BASTIDORES DO STF: PF E ALIADOS DE MENDONÇA VEEM COMO “VEXAME” POSSÍVEL DELAÇÃO DE VORCARO

A possível homologação da delação premiada de Daniel Vorcaro, dono do Banco Master, virou motivo de tensão nos bastidores de Brasília e já provoca forte resistência dentro da Polícia Federal e do entorno do ministro André Mendonça, relator da Operação Compliance Zero no Supremo Tribunal Federal.

Segundo fontes ligadas às investigações, integrantes da PF consideram que a proposta apresentada até agora pela defesa de Vorcaro é “frágil”, “inconsistente” e insuficiente para justificar um acordo de colaboração premiada.

Nos bastidores, investigadores afirmam que seria um verdadeiro “vexame” para a Procuradoria-Geral da República aceitar a delação nos termos atuais, principalmente depois das objeções já apresentadas pela própria Polícia Federal.

A avaliação dentro da PF é de que Daniel Vorcaro não trouxe fatos realmente novos, não admitiu participação em crimes e ainda tentou preservar aliados e terceiros envolvidos nas investigações.

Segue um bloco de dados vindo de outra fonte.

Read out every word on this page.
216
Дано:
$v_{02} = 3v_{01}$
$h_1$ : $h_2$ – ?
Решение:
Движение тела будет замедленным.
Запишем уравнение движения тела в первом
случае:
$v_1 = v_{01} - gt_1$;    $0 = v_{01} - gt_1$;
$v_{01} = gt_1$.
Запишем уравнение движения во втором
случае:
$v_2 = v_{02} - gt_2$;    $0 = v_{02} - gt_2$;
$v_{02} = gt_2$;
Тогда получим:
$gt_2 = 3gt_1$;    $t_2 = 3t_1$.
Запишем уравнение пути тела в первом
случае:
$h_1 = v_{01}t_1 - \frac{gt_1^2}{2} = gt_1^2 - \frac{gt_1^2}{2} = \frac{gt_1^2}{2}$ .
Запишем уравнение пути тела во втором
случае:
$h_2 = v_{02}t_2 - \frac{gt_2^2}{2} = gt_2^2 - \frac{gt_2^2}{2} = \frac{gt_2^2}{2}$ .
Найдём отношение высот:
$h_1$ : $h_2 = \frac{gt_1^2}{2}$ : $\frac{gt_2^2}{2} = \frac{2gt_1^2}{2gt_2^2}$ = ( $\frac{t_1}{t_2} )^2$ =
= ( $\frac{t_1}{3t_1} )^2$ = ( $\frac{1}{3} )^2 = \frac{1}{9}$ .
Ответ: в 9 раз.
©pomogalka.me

Segundo interlocutores ouvidos nos bastidores do STF, investigadores enxergam um “estado de negação” na versão apresentada pelo banqueiro e avaliam que validar um acordo nesses moldes seria praticamente um “atestado de conivência” com a narrativa construída pela defesa.

A Polícia Federal já teria informado ao procurador-geral da República, Paulo Gonet, que não pretende manter negociações indefinidas enquanto o banqueiro apenas reage às provas já descobertas pela corporação.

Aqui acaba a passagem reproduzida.